The standards of healthcare and hospitals in Poland are adequate, though many western Europeans will find standards a little below what they might expect at home, especially in rural areas, where emergency service may be a little lacking. Access to treatments is easy, with some pharmacies open 24 hours in towns.
Anyone not covered by a national insurance scheme accepted in Poland is liable at times to be charged cash on the spot for consultations and treatment.
With the proliferation of the low-cost airlines across Europe, getting to Poland from the UK is cheap and easy. The flights leave from numerous regional airports in the UK, and flights are cheap enough to make them popular with people looking for a budget weekend break and a different city destination to discover.

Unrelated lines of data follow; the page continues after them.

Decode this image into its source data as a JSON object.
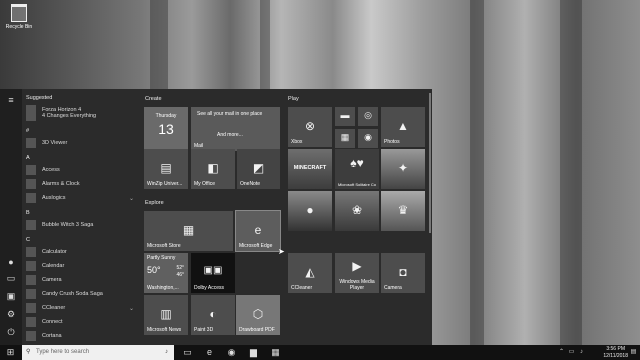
{
  "desktop": {
    "recycle_bin_label": "Recycle Bin"
  },
  "applist": {
    "suggested_header": "Suggested",
    "suggested_app": {
      "name": "Forza Horizon 4",
      "tagline": "4 Changes Everything"
    },
    "groups": [
      {
        "letter": "#",
        "apps": [
          {
            "name": "3D Viewer"
          }
        ]
      },
      {
        "letter": "A",
        "apps": [
          {
            "name": "Access"
          },
          {
            "name": "Alarms & Clock"
          },
          {
            "name": "Auslogics",
            "expand": "⌄"
          }
        ]
      },
      {
        "letter": "B",
        "apps": [
          {
            "name": "Bubble Witch 3 Saga"
          }
        ]
      },
      {
        "letter": "C",
        "apps": [
          {
            "name": "Calculator"
          },
          {
            "name": "Calendar"
          },
          {
            "name": "Camera"
          },
          {
            "name": "Candy Crush Soda Saga"
          },
          {
            "name": "CCleaner",
            "expand": "⌄"
          },
          {
            "name": "Connect"
          },
          {
            "name": "Cortana"
          }
        ]
      }
    ]
  },
  "create": {
    "title": "Create",
    "calendar_day": "Thursday",
    "calendar_date": "13",
    "mail_text": "See all your mail in one place",
    "mail_more": "And more...",
    "mail_label": "Mail",
    "winzip_label": "WinZip Univer...",
    "office_label": "My Office",
    "onenote_label": "OneNote"
  },
  "explore": {
    "title": "Explore",
    "store_label": "Microsoft Store",
    "edge_label": "Microsoft Edge",
    "weather_condition": "Partly Sunny",
    "weather_temp": "50°",
    "weather_high": "52°",
    "weather_low": "46°",
    "weather_location": "Washington,...",
    "dolby_label": "Dolby Access",
    "news_label": "Microsoft News",
    "paint3d_label": "Paint 3D",
    "drawboard_label": "Drawboard PDF"
  },
  "play": {
    "title": "Play",
    "xbox_label": "Xbox",
    "photos_label": "Photos",
    "minecraft_label": "MINECRAFT",
    "solitaire_label": "Microsoft Solitaire Collection",
    "ccleaner_label": "CCleaner",
    "media_label": "Windows Media Player",
    "camera_label": "Camera"
  },
  "taskbar": {
    "search_placeholder": "Type here to search",
    "time": "3:56 PM",
    "date": "12/11/2018"
  }
}
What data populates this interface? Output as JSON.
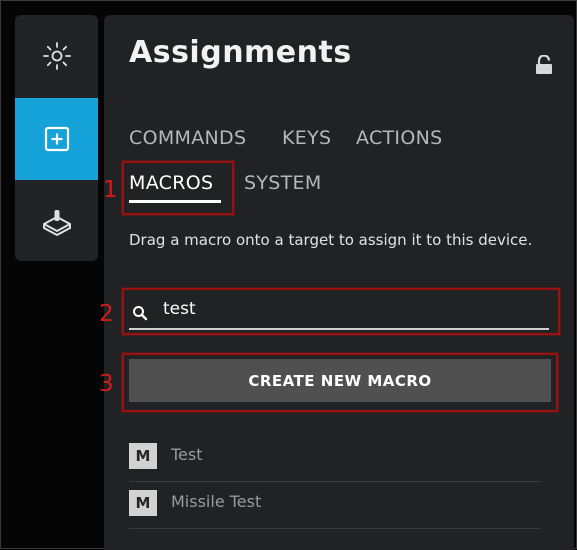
{
  "colors": {
    "accent": "#15a3d9",
    "annotation": "#9b1010",
    "annotation_number": "#d21c1c",
    "panel": "#212223",
    "button": "#505050"
  },
  "rail": {
    "items": [
      {
        "icon": "sun-icon",
        "active": false
      },
      {
        "icon": "add-square-icon",
        "active": true
      },
      {
        "icon": "joystick-icon",
        "active": false
      }
    ]
  },
  "panel": {
    "title": "Assignments",
    "lock_icon": "lock-icon",
    "tabs": [
      "COMMANDS",
      "KEYS",
      "ACTIONS",
      "MACROS",
      "SYSTEM"
    ],
    "active_tab": "MACROS",
    "description": "Drag a macro onto a target to assign it to this device.",
    "search": {
      "value": "test",
      "icon": "search-icon"
    },
    "create_button": "CREATE NEW MACRO",
    "macros": [
      {
        "badge": "M",
        "name": "Test"
      },
      {
        "badge": "M",
        "name": "Missile Test"
      }
    ]
  },
  "annotations": [
    "1",
    "2",
    "3"
  ]
}
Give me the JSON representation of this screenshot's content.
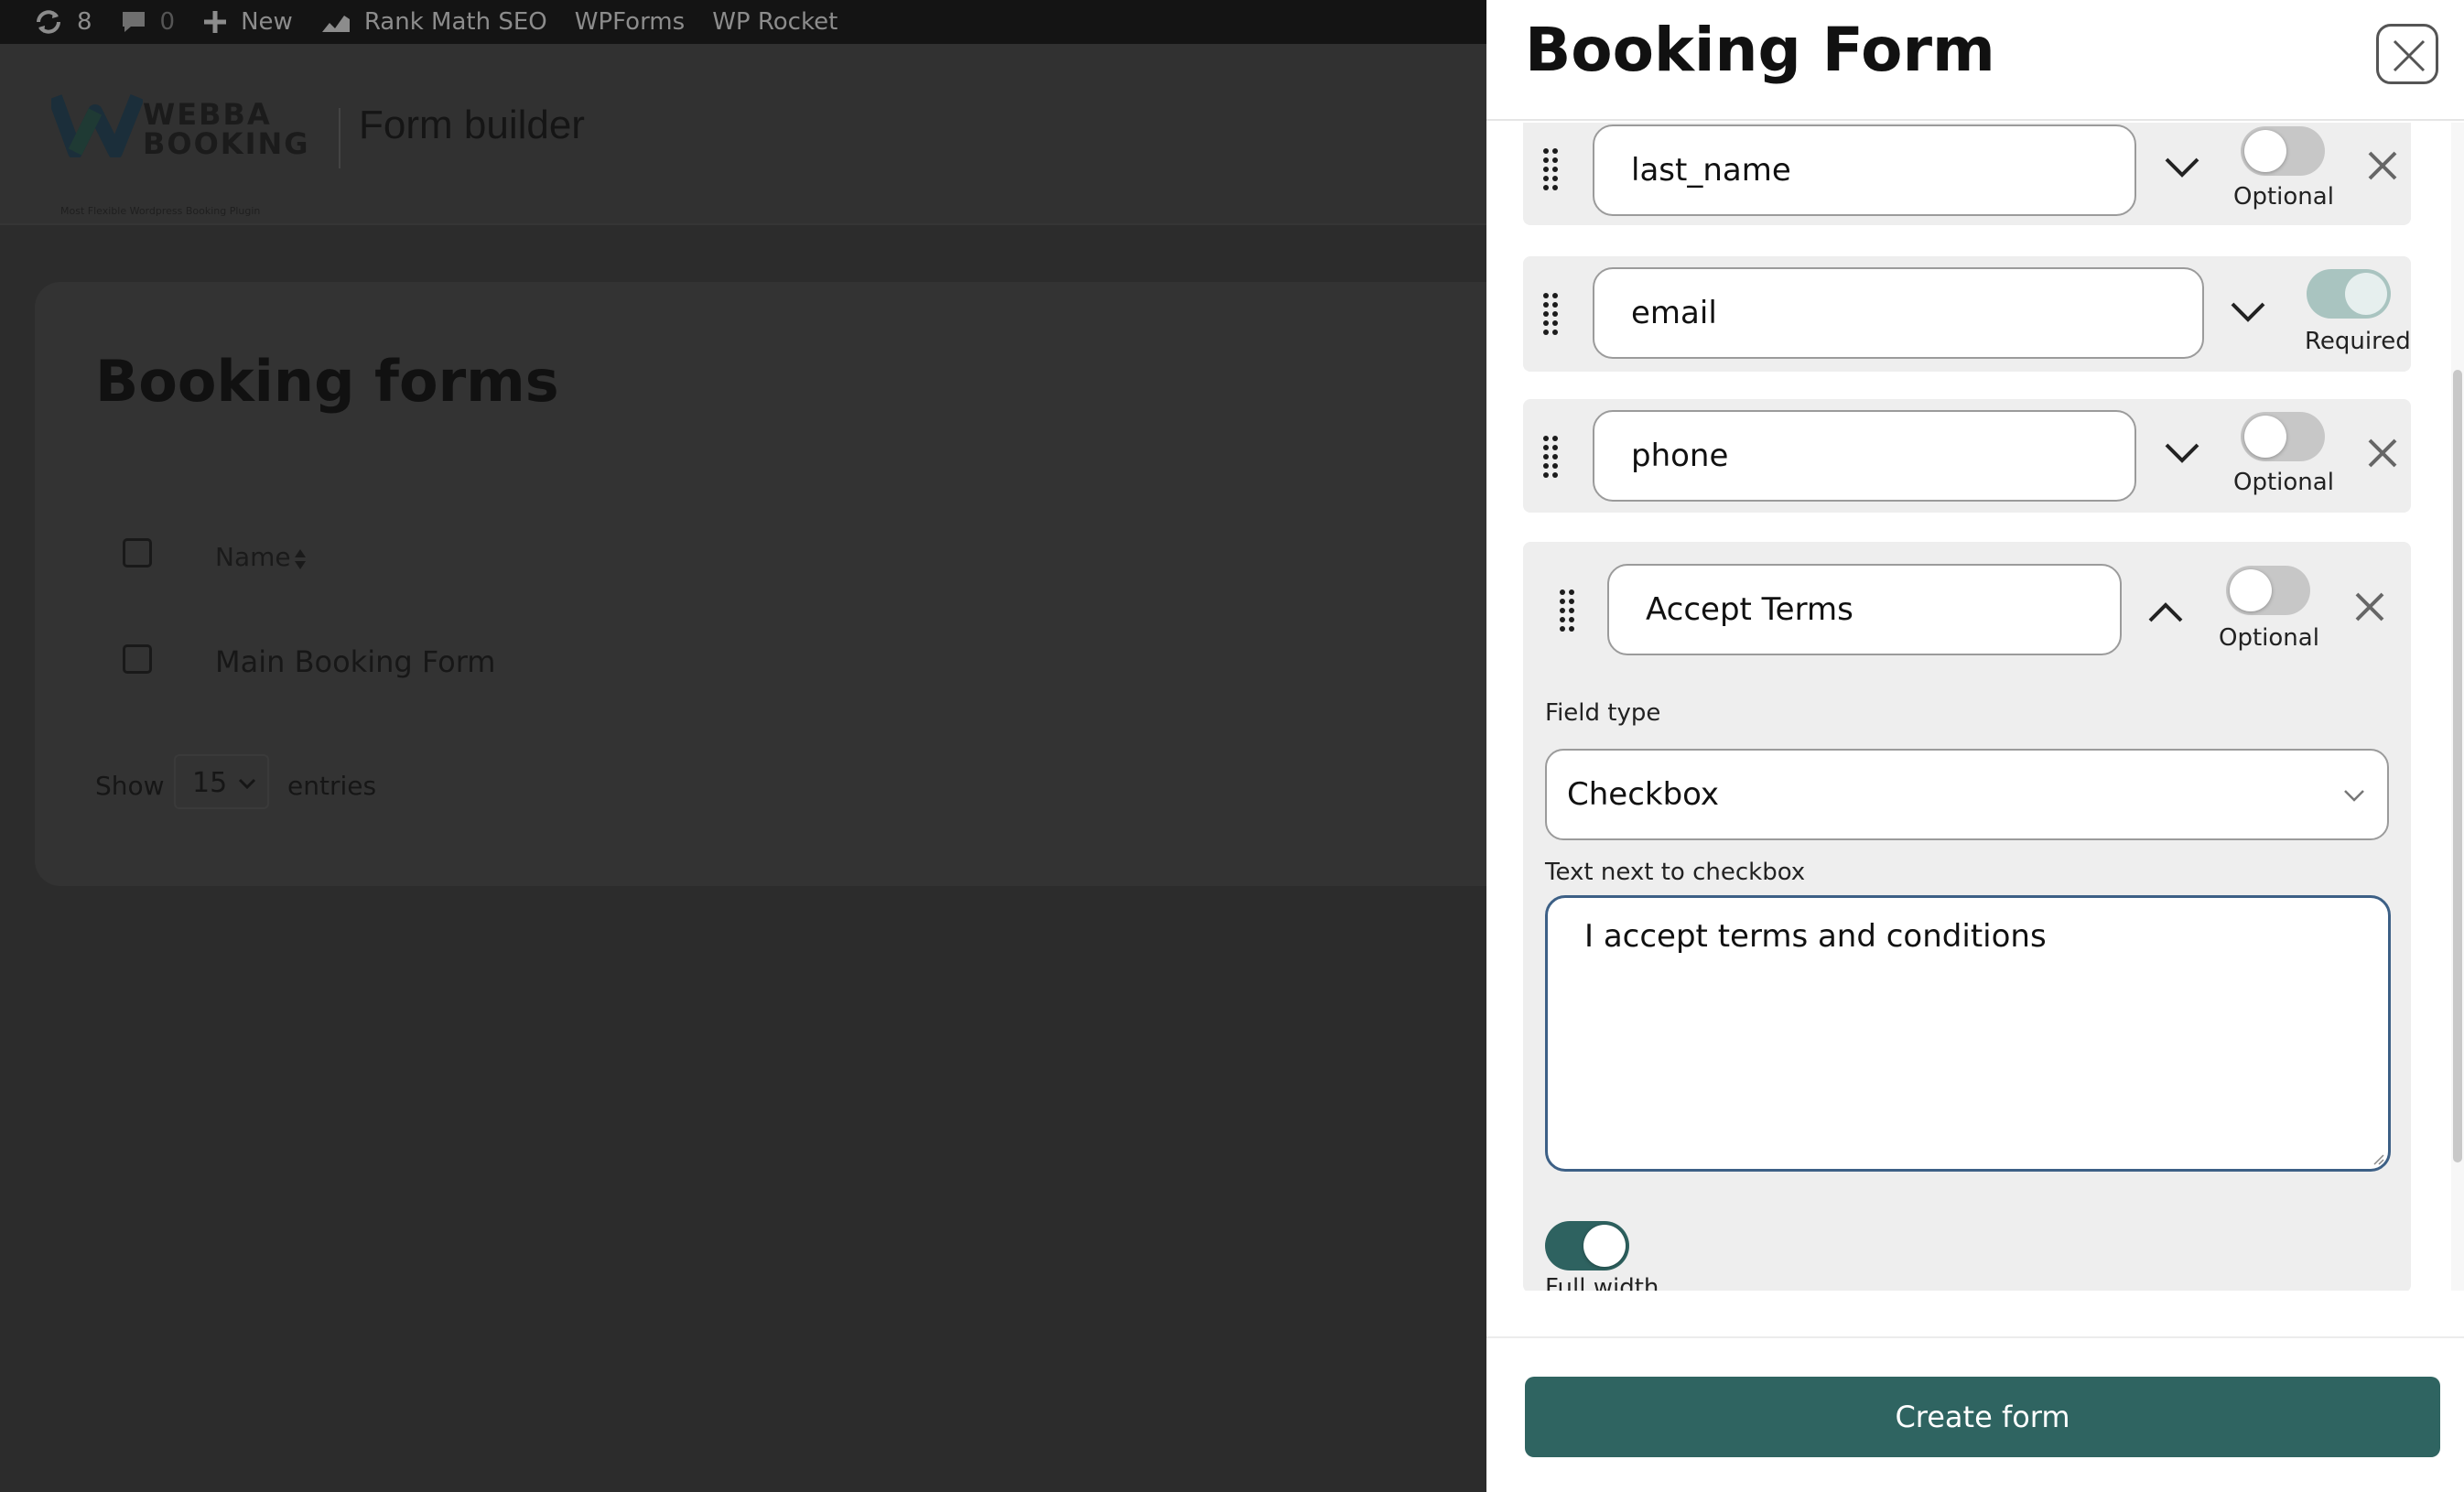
{
  "adminbar": {
    "updates_count": "8",
    "comments_count": "0",
    "new_label": "New",
    "items": [
      "Rank Math SEO",
      "WPForms",
      "WP Rocket"
    ]
  },
  "logo": {
    "line1": "WEBBA",
    "line2": "BOOKING",
    "tagline": "Most Flexible Wordpress Booking Plugin"
  },
  "page": {
    "header_title": "Form builder",
    "card_title": "Booking forms",
    "column_name": "Name",
    "rows": [
      "Main Booking Form"
    ],
    "show_label": "Show",
    "entries_value": "15",
    "entries_label": "entries"
  },
  "panel": {
    "title": "Booking Form",
    "fields": [
      {
        "name": "last_name",
        "status": "Optional",
        "expanded": false
      },
      {
        "name": "email",
        "status": "Required",
        "expanded": false
      },
      {
        "name": "phone",
        "status": "Optional",
        "expanded": false
      },
      {
        "name": "Accept Terms",
        "status": "Optional",
        "expanded": true
      }
    ],
    "expanded_field": {
      "field_type_label": "Field type",
      "field_type_value": "Checkbox",
      "text_label": "Text next to checkbox",
      "text_value": "I accept terms and conditions",
      "full_width_label": "Full width",
      "full_width_on": true
    },
    "create_button": "Create form"
  },
  "colors": {
    "accent": "#2f6461",
    "toggle_required": "#a9c4c0",
    "overlay_page": "#2f2f2f"
  }
}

The public transport system inside Poland is also well-developed, with bus and rail networks between cities and an extensive road system. All of these appear to be well-maintained and have recovered from the ravages of Communism which often runs these modes of transport into the ground. Within larger cities there are often trams, and Warsaw also has a single-line metro.
Poland has been one of the great success stories of the expansion of the EU. Economic growth means that it has been rapidly catching up with the rest of Europe, and social development has been progressing at an almost equal pace to bring Poles into the European fold. As the birthplace of one of the most impressive movements for change the world has seen, it is perhaps no surprise that the population was ready for the changes brought by European integration, and have embraced them whole-heartedly.
Some detractors have suggested that the time for investing in property in Poland has now passed, and that the smart money has moved elsewhere. While it is true that some speculators who are looking to turn a profit within months rather than years have moved to newer (and riskier) markets, there is still a good deal of investment potential in the market in Poland, and with the growth of the provincial cities now taking off, now may be the time to invest.